Firstly, an effective algorithm is implemented to reduce the computational complexity of the HPM when dealing with nonlinear problems.
Secondly, when dealing with nonhomogeneous problems, an improved HPM is suggested to cancel the noise terms that appear in the classical HPM solution.
Finally, when dealing with initial-boundary value problems (IBVPs) over finite domains, a new technique that incorporates both types of conditions (boundary and initial) in the solution scheme is suggested. For this technique, we deduced the conditions that guarantee the convergence of the solution and presented an error estimate for the series solution.
This thesis is arranged a follows. In chapter one, a brief look is taken to the history of fractional calculus and how it was developed. Definitions, properties and relations of some of the main types of fractional derivatives and integrals are listed. Also, we present a literature review that includes recent publications for approximate series solutions methods for FPDEs. Finally, the HPM is illustrated with its main technique for solving linear and nonlinear problems.
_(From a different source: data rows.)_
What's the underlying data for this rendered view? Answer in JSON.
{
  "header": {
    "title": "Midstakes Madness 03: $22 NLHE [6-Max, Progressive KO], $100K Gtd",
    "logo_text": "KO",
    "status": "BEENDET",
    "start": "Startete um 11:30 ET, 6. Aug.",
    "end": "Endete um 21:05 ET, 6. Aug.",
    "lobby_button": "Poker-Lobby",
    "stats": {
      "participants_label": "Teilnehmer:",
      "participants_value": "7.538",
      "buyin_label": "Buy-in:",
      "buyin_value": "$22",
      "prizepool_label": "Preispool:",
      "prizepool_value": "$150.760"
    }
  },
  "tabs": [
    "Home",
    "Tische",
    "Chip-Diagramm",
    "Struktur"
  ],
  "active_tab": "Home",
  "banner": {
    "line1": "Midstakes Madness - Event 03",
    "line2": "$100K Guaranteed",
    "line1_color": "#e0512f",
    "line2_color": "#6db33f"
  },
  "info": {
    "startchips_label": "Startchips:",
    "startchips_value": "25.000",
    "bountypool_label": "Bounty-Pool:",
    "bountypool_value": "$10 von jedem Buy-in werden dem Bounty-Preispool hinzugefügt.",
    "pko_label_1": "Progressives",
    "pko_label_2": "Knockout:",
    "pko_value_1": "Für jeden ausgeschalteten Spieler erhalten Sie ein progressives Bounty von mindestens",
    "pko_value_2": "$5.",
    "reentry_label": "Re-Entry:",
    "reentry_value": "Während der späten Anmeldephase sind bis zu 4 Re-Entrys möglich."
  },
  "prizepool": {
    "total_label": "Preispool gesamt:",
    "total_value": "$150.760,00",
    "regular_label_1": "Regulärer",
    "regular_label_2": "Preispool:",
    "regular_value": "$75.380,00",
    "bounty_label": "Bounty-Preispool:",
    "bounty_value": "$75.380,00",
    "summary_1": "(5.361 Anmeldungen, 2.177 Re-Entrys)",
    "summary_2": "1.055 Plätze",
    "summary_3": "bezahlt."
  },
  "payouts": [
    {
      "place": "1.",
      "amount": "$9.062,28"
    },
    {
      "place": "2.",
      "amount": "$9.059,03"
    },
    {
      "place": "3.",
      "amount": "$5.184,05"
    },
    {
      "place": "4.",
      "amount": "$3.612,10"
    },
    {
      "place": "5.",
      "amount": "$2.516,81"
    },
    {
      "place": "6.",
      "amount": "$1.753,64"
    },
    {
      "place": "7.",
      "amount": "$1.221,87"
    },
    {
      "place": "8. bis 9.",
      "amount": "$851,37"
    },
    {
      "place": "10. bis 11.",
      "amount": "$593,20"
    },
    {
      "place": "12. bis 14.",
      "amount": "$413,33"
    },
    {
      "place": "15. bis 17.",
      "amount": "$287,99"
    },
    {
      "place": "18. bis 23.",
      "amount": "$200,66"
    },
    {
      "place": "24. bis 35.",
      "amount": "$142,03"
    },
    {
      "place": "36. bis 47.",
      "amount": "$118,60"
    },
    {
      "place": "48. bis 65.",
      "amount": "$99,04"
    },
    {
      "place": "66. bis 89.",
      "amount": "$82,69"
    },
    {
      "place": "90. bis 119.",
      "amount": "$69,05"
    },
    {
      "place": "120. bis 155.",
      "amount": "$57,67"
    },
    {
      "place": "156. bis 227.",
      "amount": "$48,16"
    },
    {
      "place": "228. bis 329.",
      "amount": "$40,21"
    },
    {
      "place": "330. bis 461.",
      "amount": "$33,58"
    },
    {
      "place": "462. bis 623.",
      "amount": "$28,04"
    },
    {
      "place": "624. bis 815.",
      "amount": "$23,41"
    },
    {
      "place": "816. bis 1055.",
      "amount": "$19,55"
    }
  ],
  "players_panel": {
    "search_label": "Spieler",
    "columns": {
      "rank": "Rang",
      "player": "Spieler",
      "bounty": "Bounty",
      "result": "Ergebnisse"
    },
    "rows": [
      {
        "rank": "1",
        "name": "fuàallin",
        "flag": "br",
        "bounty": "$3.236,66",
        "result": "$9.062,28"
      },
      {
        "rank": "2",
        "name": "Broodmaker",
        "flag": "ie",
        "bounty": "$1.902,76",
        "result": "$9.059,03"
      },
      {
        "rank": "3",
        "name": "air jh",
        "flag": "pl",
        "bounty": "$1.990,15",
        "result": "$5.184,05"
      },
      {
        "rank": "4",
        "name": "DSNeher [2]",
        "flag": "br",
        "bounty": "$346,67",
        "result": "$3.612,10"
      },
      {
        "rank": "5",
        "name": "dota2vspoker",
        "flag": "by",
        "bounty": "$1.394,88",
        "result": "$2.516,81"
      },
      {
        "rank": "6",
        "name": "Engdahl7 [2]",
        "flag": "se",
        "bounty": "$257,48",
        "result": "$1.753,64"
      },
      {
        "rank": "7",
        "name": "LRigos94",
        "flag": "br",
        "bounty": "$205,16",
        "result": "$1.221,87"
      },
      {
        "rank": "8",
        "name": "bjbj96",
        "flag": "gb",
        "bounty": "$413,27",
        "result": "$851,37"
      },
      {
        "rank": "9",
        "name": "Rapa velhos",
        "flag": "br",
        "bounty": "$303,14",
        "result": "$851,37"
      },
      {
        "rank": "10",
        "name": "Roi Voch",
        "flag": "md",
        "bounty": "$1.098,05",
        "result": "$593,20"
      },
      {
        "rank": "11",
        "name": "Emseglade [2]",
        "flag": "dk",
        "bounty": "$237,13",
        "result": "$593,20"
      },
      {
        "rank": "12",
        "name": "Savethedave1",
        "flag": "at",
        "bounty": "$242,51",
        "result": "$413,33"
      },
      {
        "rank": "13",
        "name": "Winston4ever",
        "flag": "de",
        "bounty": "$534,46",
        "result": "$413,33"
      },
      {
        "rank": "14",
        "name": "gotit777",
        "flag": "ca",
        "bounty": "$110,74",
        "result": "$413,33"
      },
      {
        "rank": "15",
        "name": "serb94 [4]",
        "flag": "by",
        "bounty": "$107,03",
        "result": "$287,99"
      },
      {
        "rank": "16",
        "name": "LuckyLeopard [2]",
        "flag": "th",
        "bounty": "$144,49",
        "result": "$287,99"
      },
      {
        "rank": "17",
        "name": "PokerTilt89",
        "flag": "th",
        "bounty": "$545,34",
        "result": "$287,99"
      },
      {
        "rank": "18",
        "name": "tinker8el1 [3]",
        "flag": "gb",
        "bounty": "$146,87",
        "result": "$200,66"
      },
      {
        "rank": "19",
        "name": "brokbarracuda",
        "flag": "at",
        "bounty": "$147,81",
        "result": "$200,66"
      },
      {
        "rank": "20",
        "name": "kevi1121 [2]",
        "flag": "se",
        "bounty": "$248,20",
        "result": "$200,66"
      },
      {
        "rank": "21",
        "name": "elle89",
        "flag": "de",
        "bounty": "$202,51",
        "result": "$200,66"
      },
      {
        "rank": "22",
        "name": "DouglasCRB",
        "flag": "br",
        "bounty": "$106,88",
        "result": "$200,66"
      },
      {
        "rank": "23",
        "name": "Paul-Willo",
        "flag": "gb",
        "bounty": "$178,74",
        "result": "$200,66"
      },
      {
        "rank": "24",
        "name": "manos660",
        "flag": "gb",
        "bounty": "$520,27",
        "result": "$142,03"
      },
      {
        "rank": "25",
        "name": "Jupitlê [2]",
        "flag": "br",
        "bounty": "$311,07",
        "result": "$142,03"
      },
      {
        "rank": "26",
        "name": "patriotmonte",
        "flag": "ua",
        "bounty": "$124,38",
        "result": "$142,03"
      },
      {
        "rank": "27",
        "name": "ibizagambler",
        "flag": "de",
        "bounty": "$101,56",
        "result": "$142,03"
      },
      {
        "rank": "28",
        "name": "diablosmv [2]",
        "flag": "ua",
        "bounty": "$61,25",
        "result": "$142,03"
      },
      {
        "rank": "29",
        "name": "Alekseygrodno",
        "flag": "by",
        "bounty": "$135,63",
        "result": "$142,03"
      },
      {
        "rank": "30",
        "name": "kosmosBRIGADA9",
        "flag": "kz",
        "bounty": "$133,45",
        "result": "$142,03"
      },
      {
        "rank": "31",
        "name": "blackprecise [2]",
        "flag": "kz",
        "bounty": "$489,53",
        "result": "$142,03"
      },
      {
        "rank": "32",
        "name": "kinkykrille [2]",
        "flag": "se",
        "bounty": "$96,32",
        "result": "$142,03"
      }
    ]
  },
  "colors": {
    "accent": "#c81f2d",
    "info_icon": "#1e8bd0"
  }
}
In chapter two, a reliable treatment of the HPM for solving nonlinear FPDE problems is implemented. This chapter is concluded by some numerical experiments to show the behavior of the algorithm.
Chapter three, an improved HPM that deals with nonhomogeneous problems is suggested. We propose a formula for series components that replace the nonhomogeneous term in the HPM system of equations. This technique is proposed first for integer order partial differential equations (PDEs), then it is generalized for FPDEs. This chapter is concluded by some numerical experiments to show the effectiveness of the new algorithm.
In chapter four, a new homotopy perturbation technique is suggested for solving fractional-order IBVPs over finite domains. The convergence analysis and error estimate of the new technique are discussed in abstract space.
In chapter five, we present conclusion remarks and suggest some points for future work.